Project description:The pathogenic mechanisms of fungal infection during human keratomycosis were investigated in an ex vivo corneal model that used strains of Fusarium oxysporum differing in the production of a fungal transcription factor.A pacC loss-of-function mutant and a pacC dominant-activating mutant were constructed from a wild-type isolate of F. oxysporum, and the 3 strains were characterized by in vitro growth kinetics. Twenty-seven human donor corneas maintained in tissue culture were superficially scarified and topically inoculated with the wild-type, the pacC loss-of-function mutant, or the pacC dominant-activating strains. Relative hyphal invasion into the stroma was compared histopathologically in corneal sections.F. oxysporum strains demonstrated comparable exponential growth rates in vitro.

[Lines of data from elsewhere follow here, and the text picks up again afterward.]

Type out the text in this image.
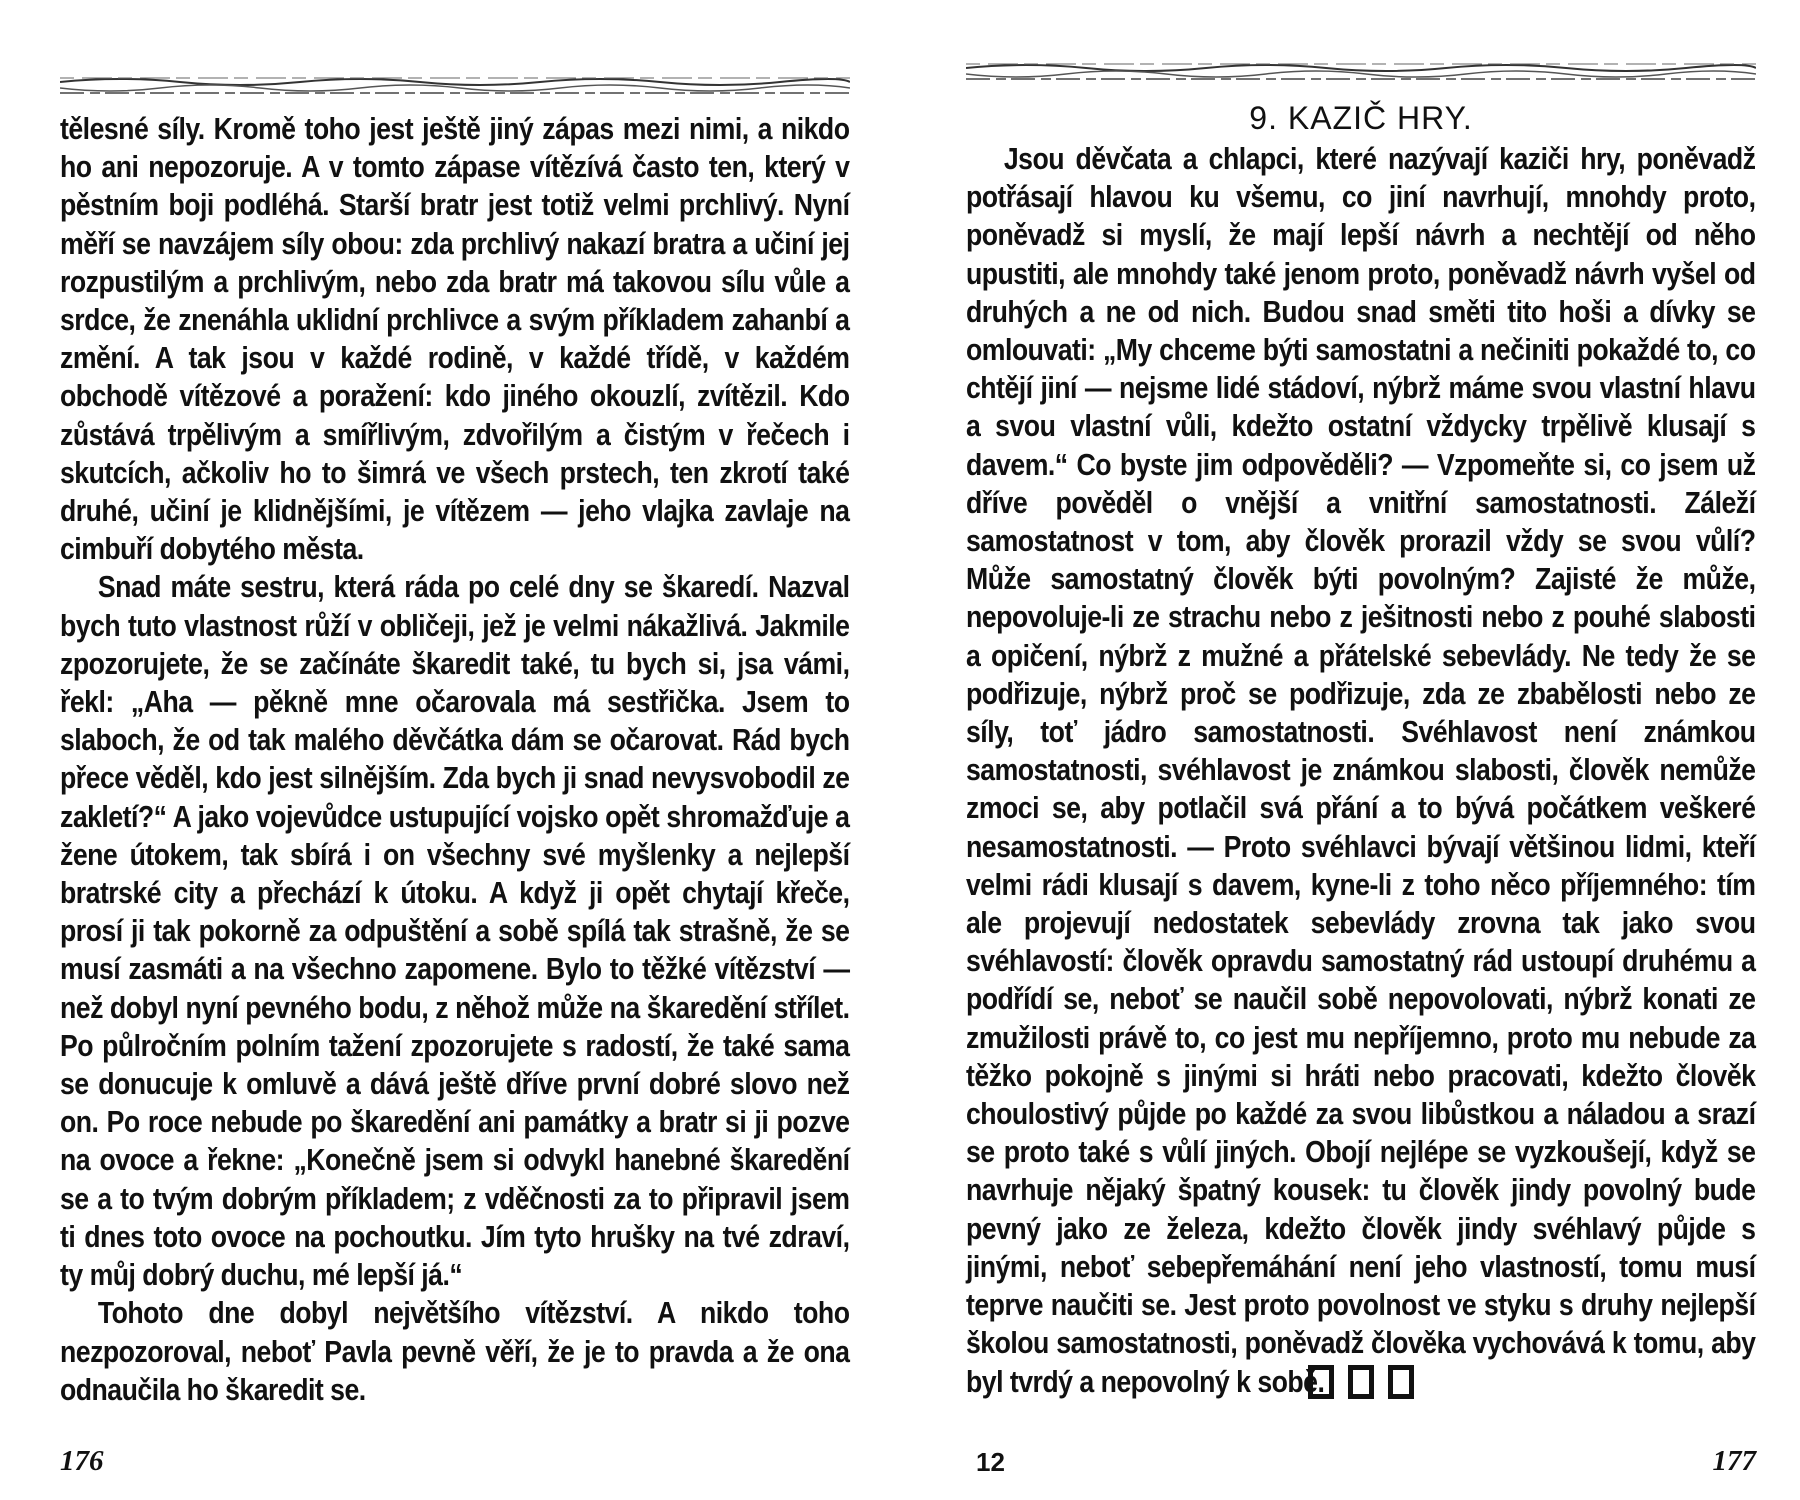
tělesné síly. Kromě toho jest ještě jiný zápas mezi nimi, a nikdo ho ani nepozoruje. A v tomto zápase vítězívá často ten, který v pěstním boji podléhá. Starší bratr jest totiž velmi prchlivý. Nyní měří se navzájem síly obou: zda prchlivý nakazí bratra a učiní jej rozpustilým a prchlivým, nebo zda bratr má takovou sílu vůle a srdce, že znenáhla uklidní prchlivce a svým příkladem zahanbí a změní. A tak jsou v každé rodině, v každé třídě, v každém obchodě vítězové a poražení: kdo jiného okouzlí, zvítězil. Kdo zůstává trpělivým a smířlivým, zdvořilým a čistým v řečech i skutcích, ačkoliv ho to šimrá ve všech prstech, ten zkrotí také druhé, učiní je klidnějšími, je vítězem — jeho vlajka zavlaje na cimbuří dobytého města.

Snad máte sestru, která ráda po celé dny se škaredí. Nazval bych tuto vlastnost růží v obličeji, jež je velmi nákažlivá. Jakmile zpozorujete, že se začínáte škaredit také, tu bych si, jsa vámi, řekl: „Aha — pěkně mne očarovala má sestřička. Jsem to slaboch, že od tak malého děvčátka dám se očarovat. Rád bych přece věděl, kdo jest silnějším. Zda bych ji snad nevysvobodil ze zakletí?“ A jako vojevůdce ustupující vojsko opět shromažďuje a žene útokem, tak sbírá i on všechny své myšlenky a nejlepší bratrské city a přechází k útoku. A když ji opět chytají křeče, prosí ji tak pokorně za odpuštění a sobě spílá tak strašně, že se musí zasmáti a na všechno zapomene. Bylo to těžké vítězství — než dobyl nyní pevného bodu, z něhož může na škaredění střílet. Po půlročním polním tažení zpozorujete s radostí, že také sama se donucuje k omluvě a dává ještě dříve první dobré slovo než on. Po roce nebude po škaredění ani památky a bratr si ji pozve na ovoce a řekne: „Konečně jsem si odvykl hanebné škaredění se a to tvým dobrým příkladem; z vděčnosti za to připravil jsem ti dnes toto ovoce na pochoutku. Jím tyto hrušky na tvé zdraví, ty můj dobrý duchu, mé lepší já.“

Tohoto dne dobyl největšího vítězství. A nikdo toho nezpozoroval, neboť Pavla pevně věří, že je to pravda a že ona odnaučila ho škaredit se.

176
9. KAZIČ HRY.

Jsou děvčata a chlapci, které nazývají kaziči hry, poněvadž potřásají hlavou ku všemu, co jiní navrhují, mnohdy proto, poněvadž si myslí, že mají lepší návrh a nechtějí od něho upustiti, ale mnohdy také jenom proto, poněvadž návrh vyšel od druhých a ne od nich. Budou snad směti tito hoši a dívky se omlouvati: „My chceme býti samostatni a nečiniti pokaždé to, co chtějí jiní — nejsme lidé stádoví, nýbrž máme svou vlastní hlavu a svou vlastní vůli, kdežto ostatní vždycky trpělivě klusají s davem.“ Co byste jim odpověděli? — Vzpomeňte si, co jsem už dříve pověděl o vnější a vnitřní samostatnosti. Záleží samostatnost v tom, aby člověk prorazil vždy se svou vůlí? Může samostatný člověk býti povolným? Zajisté že může, nepovoluje-li ze strachu nebo z ješitnosti nebo z pouhé slabosti a opičení, nýbrž z mužné a přátelské sebevlády. Ne tedy že se podřizuje, nýbrž proč se podřizuje, zda ze zbabělosti nebo ze síly, toť jádro samostatnosti. Svéhlavost není známkou samostatnosti, svéhlavost je známkou slabosti, člověk nemůže zmoci se, aby potlačil svá přání a to bývá počátkem veškeré nesamostatnosti. — Proto svéhlavci bývají většinou lidmi, kteří velmi rádi klusají s davem, kyne-li z toho něco příjemného: tím ale projevují nedostatek sebevlády zrovna tak jako svou svéhlavostí: člověk opravdu samostatný rád ustoupí druhému a podřídí se, neboť se naučil sobě nepovolovati, nýbrž konati ze zmužilosti právě to, co jest mu nepříjemno, proto mu nebude za těžko pokojně s jinými si hráti nebo pracovati, kdežto člověk choulostivý půjde po každé za svou libůstkou a náladou a srazí se proto také s vůlí jiných. Obojí nejlépe se vyzkoušejí, když se navrhuje nějaký špatný kousek: tu člověk jindy povolný bude pevný jako ze železa, kdežto člověk jindy svéhlavý půjde s jinými, neboť sebepřemáhání není jeho vlastností, tomu musí teprve naučiti se. Jest proto povolnost ve styku s druhy nejlepší školou samostatnosti, poněvadž člověka vychovává k tomu, aby byl tvrdý a nepovolný k sobě.

177
12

Wild-type F. oxysporum invaded into the corneal tissue within 1 day and penetrated through the anterior stroma during the next 4 days. The pacC loss-of-function mutant invaded explanted corneas significantly less than the wild-type strain on day 1 (P < 0.0001) and on day 3 (P = 0.0003). The pacC dominant-activating strain adhered and penetrated explanted corneas similar to the wild-type strain.The PacC pathway regulating the transcription of fungal genes allows fungal adaptation to the ocular surface and enables invasion of the injured cornea by F. oxysporum.